Model is not improving

I’m trying to train an simple encoder-decoder translation model, but after 3 to 4 epochs it is overfitting on the token (in this case 3) below are the code reference, can any one help me in understanding what is happening and how to improve the model performance.

Encoder Model


class LSTMEncoder(nn.Module):
    
    def __init__(self, input_size, hidden_size):
        super(LSTMEncoder, self).__init__()

        self.embed = nn.Embedding(input_size, hidden_size,)

        self.rnn_unit = nn.LSTM(hidden_size, hidden_size,
                                dropout=0.2, num_layers=2, batch_first=True)
        self.rnn_unit2 = nn.LSTM(hidden_size, hidden_size,
                                dropout=0.2, num_layers=2, batch_first=True)
        
        self.batch_norm = nn.BatchNorm1d(hidden_size)
        self.dropout = nn.Dropout(0.2)

    def forward(self, x):
        """
        Args:
            x (tensor): _description_

        Returns:
            out: final output from LSTM
            h_n: hidden layer output from LSTM
           c_n: context vector of LSTM
        """
        x = self.embed(x)
        x = relu(x)
        out, (h_n, c_n) = self.rnn_unit(x)
        out = self.batch_norm(out)
        out, (h_n, c_n) = self.rnn_unit2(out)
        
        return out, h_n, c_n

Decoder Model



class LSTMDecoder(nn.Module):
    def __init__(self, input_size, hidden_size, target_vocab_size):
        super(LSTMDecoder, self).__init__()

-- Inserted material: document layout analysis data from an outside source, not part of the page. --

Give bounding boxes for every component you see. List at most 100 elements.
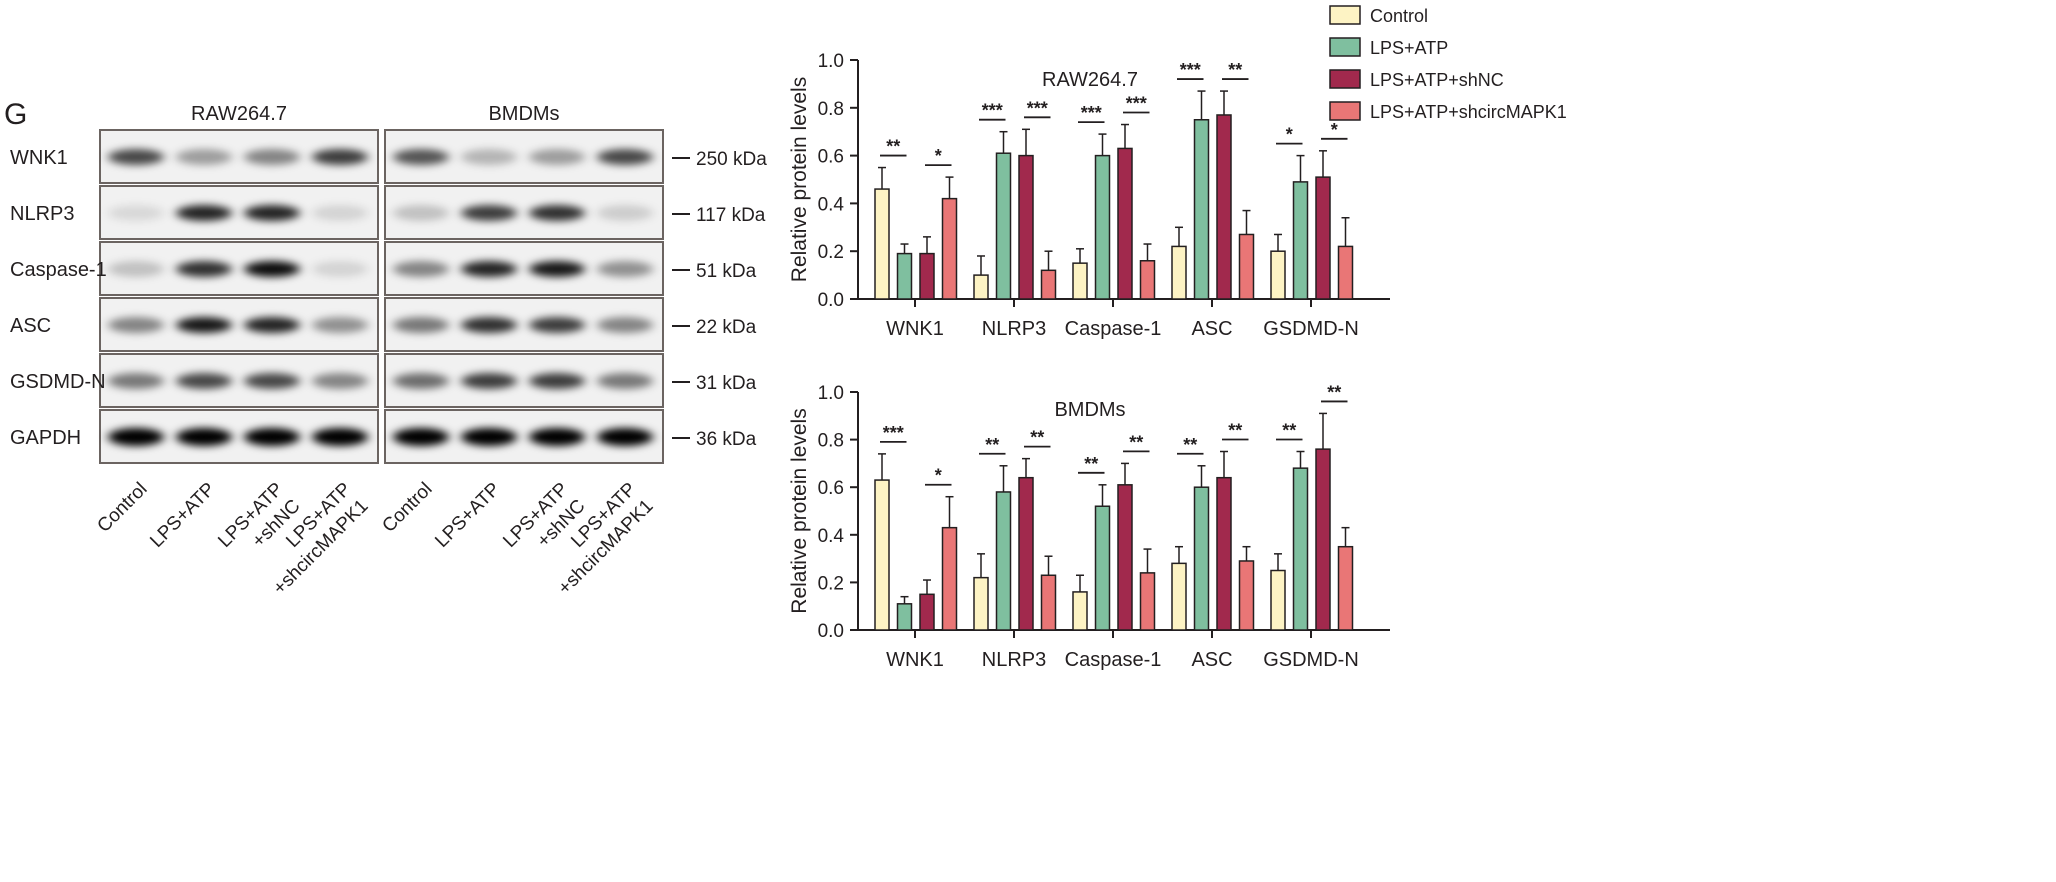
- chart-title: RAW264.7: [1042, 69, 1138, 91]
- protein-label: WNK1: [10, 147, 68, 169]
- significance-stars: **: [1183, 435, 1197, 455]
- bar: [1216, 476, 1232, 631]
- bar: [1216, 114, 1232, 300]
- protein-band: [529, 373, 585, 389]
- legend-swatch: [1329, 101, 1361, 121]
- protein-band: [176, 205, 232, 221]
- bar: [1171, 245, 1187, 300]
- protein-band: [244, 317, 300, 333]
- marker-label: 250 kDa: [696, 149, 767, 170]
- western-blot: RAW264.7 BMDMs WNK1 250 kDa NLRP3 117 kDa Casp…: [10, 103, 767, 599]
- svg-text:LPS+ATP: LPS+ATP: [146, 479, 219, 552]
- bar: [941, 197, 958, 300]
- protein-band: [108, 205, 164, 221]
- bar: [973, 576, 989, 631]
- protein-band: [529, 428, 585, 446]
- cell-line-title: BMDMs: [488, 103, 559, 125]
- protein-label: ASC: [10, 315, 51, 337]
- x-tick-label: Caspase-1: [1065, 318, 1162, 340]
- protein-band: [108, 317, 164, 333]
- protein-band: [461, 373, 517, 389]
- significance-stars: ***: [1126, 94, 1147, 114]
- protein-band: [108, 373, 164, 389]
- significance-stars: **: [985, 435, 999, 455]
- bar: [1040, 269, 1057, 300]
- protein-band: [244, 261, 300, 277]
- chart-title: BMDMs: [1054, 399, 1125, 421]
- lane-label: LPS+ATP: [146, 479, 219, 552]
- x-tick-label: ASC: [1191, 318, 1232, 340]
- protein-label: Caspase-1: [10, 259, 107, 281]
- y-tick-label: 0.4: [818, 526, 845, 547]
- protein-band: [244, 205, 300, 221]
- protein-band: [461, 149, 517, 165]
- bar: [1139, 572, 1156, 631]
- protein-band: [176, 428, 232, 446]
- protein-band: [393, 261, 449, 277]
- legend-swatch: [1329, 5, 1361, 25]
- protein-band: [597, 317, 653, 333]
- protein-band: [393, 149, 449, 165]
- bar: [1072, 591, 1088, 631]
- protein-band: [461, 317, 517, 333]
- protein-band: [597, 205, 653, 221]
- y-axis-label: Relative protein levels: [788, 77, 811, 282]
- protein-band: [312, 317, 368, 333]
- protein-band: [108, 149, 164, 165]
- x-tick-label: NLRP3: [982, 318, 1046, 340]
- significance-stars: *: [935, 146, 942, 166]
- y-tick-label: 0.0: [818, 290, 844, 311]
- marker-label: 36 kDa: [696, 429, 757, 450]
- x-tick-label: ASC: [1191, 649, 1232, 671]
- significance-stars: *: [1286, 125, 1293, 145]
- svg-text:LPS+ATP: LPS+ATP: [431, 479, 504, 552]
- bar: [1337, 545, 1354, 631]
- lane-label: LPS+ATP+shNC: [499, 479, 589, 552]
- protein-band: [108, 428, 164, 446]
- x-tick-label: Caspase-1: [1065, 649, 1162, 671]
- protein-band: [597, 428, 653, 446]
- protein-band: [597, 261, 653, 277]
- protein-band: [529, 205, 585, 221]
- x-tick-label: GSDMD-N: [1263, 649, 1359, 671]
- legend-swatch: [1329, 69, 1361, 89]
- significance-stars: **: [1327, 382, 1341, 402]
- marker-label: 117 kDa: [696, 205, 766, 226]
- panel-label: G: [4, 98, 27, 131]
- significance-stars: **: [1228, 421, 1242, 441]
- y-tick-label: 0.4: [818, 194, 845, 215]
- significance-stars: **: [1282, 421, 1296, 441]
- bar: [1292, 181, 1309, 300]
- bar: [1270, 250, 1286, 300]
- bar-charts: RAW264.7 0.0 0.2 0.4 0.6 0.8 1.0 Relative prote…: [788, 51, 1390, 671]
- protein-label: GAPDH: [10, 427, 81, 449]
- svg-text:Control: Control: [93, 479, 151, 537]
- svg-text:Control: Control: [378, 479, 436, 537]
- legend-label: LPS+ATP: [1370, 38, 1448, 58]
- bar: [1193, 486, 1210, 631]
- chart-0: RAW264.7 0.0 0.2 0.4 0.6 0.8 1.0 Relative prote…: [788, 51, 1390, 340]
- lane-label: LPS+ATP+shNC: [214, 479, 304, 552]
- protein-band: [461, 261, 517, 277]
- legend-label: LPS+ATP+shcircMAPK1: [1370, 102, 1567, 122]
- protein-band: [244, 373, 300, 389]
- y-axis-label: Relative protein levels: [788, 408, 811, 613]
- marker-label: 51 kDa: [696, 261, 757, 282]
- bar: [1018, 154, 1034, 300]
- x-tick-label: NLRP3: [982, 649, 1046, 671]
- protein-band: [597, 149, 653, 165]
- significance-stars: **: [1030, 428, 1044, 448]
- protein-band: [244, 428, 300, 446]
- bar: [919, 252, 935, 300]
- protein-band: [461, 428, 517, 446]
- bar: [874, 479, 890, 631]
- bar: [896, 603, 913, 631]
- protein-band: [393, 428, 449, 446]
- bar: [1315, 448, 1331, 631]
- protein-band: [529, 149, 585, 165]
- significance-stars: **: [1084, 454, 1098, 474]
- y-tick-label: 0.8: [818, 431, 844, 452]
- significance-stars: **: [1129, 432, 1143, 452]
- bar: [995, 152, 1012, 300]
- legend-label: Control: [1370, 6, 1428, 26]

        self.embed = nn.Embedding(input_size, hidden_size,)

        self.rnn_unit = nn.LSTM(hidden_size, hidden_size,
                                dropout=0.3, num_layers=2, batch_first=True)
        
        self.rnn_unit2 = nn.LSTM(hidden_size, hidden_size,
                                dropout=0.3, num_layers=2, batch_first=True)
        self.final_layer = nn.Linear(hidden_size, target_vocab_size)
        self.batch_normal = nn.BatchNorm1d(hidden_size)
        self.batch_normal2 = nn.BatchNorm1d(target_vocab_size)
        self.drop_out = nn.Dropout(0.5)
        self.softmax = nn.LogSoftmax(dim=1)

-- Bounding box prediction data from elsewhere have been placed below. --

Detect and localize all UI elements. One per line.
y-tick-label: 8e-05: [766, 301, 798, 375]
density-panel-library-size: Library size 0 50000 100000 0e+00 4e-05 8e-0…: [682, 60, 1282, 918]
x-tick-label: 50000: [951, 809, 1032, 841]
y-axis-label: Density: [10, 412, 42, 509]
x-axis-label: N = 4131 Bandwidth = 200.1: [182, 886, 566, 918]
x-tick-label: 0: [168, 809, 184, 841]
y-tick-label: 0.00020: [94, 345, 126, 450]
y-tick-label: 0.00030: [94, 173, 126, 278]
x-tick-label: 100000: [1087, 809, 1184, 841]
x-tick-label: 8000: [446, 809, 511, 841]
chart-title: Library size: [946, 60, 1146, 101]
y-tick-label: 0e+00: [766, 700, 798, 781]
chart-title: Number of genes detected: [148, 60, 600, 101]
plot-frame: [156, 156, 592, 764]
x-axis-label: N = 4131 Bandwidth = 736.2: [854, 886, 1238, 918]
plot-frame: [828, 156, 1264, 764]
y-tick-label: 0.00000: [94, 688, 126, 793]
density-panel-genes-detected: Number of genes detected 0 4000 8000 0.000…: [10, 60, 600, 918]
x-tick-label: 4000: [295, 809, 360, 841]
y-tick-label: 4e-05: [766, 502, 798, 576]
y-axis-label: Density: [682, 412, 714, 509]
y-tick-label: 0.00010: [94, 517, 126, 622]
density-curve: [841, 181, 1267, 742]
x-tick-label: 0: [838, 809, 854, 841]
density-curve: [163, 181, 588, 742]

    def forward(self, x, h_n, c_n):

        x = self.embed(x)
        x = relu(x)
        out, (h_n, c_n) = self.rnn_unit(x, (h_n, c_n))

        # out = self.drop_out(out)
        
        out = self.batch_normal(out)
        
        out, (h_n, c_n) = self.rnn_unit2(out, (h_n, c_n))
        out = relu(out)
        out = self.final_layer(out)
        out = self.batch_normal2(out)
        out = self.softmax(out)
        return out, h_n, c_n

Batch Training Loop

def __lstm_iter_each_batch__(self, data_point, iter_for='train'):

        x = data_point[0]
        y = data_point[1]
        encoding_h_n = None
        encoding_c_n = None

        batch_decoder_outputs = torch.ones_like(y) * PAD_TOKEN_INDEX
        batch_decoder_outputs[:, 0] = SOS_TOKEN_INDEX
        enc_out = torch.ones(LoadAndData.MAX_SENT_LEN, 5) * PAD_TOKEN_INDEX
        for e_w in range(0, x.shape[1]):
            # Iterating each word and tringing the encoder
            en_inp = x[:, e_w]
            encoding_out, encoding_h_n, encoding_c_n = self.encoding_model(en_inp)
            enc_out[e_w] = encoding_out[0,0]
            

        d_h_n = encoding_h_n
        d_c_n = encoding_c_n
        d_inp = y[:, 0]
        batch_loss = 0
        for d_w in range(1, y.shape[1]):
            d_out, d_h_n, d_c_n = self.decoding_model(d_inp, d_h_n, d_c_n)
            batch_loss += self.loss_fun(d_out, y[:, d_w])
            
            d_inp = y[:, d_w]
            topv, topi = d_out.data.topk(1)
            batch_decoder_outputs[:, d_w] = topi.squeeze()
            
        if iter_for == 'train':
            # Backpropagation
            batch_loss.backward()
            

        score = self.calculate_score(y, batch_decoder_outputs)
        
        self._batch_loss = batch_loss
        return round(batch_loss.item() / y.shape[1], 30), score

Literally the output after 3 or 4 epochs is as shown below

[[‘0 33 34 35 36 37 38 1’]] → [‘0 1 3 1 1 1 1 1’]

output at starting of 1st epoch

[[‘0 69 70 18 3 3 3 1’]] → [‘0 90 142 172 159 88 159 90’]

Also attaching few tensor board histograms of weights for better understanding




Finally this got resolved after changing the optimizer from SGD to Adam, model is not so accurate though it is decent.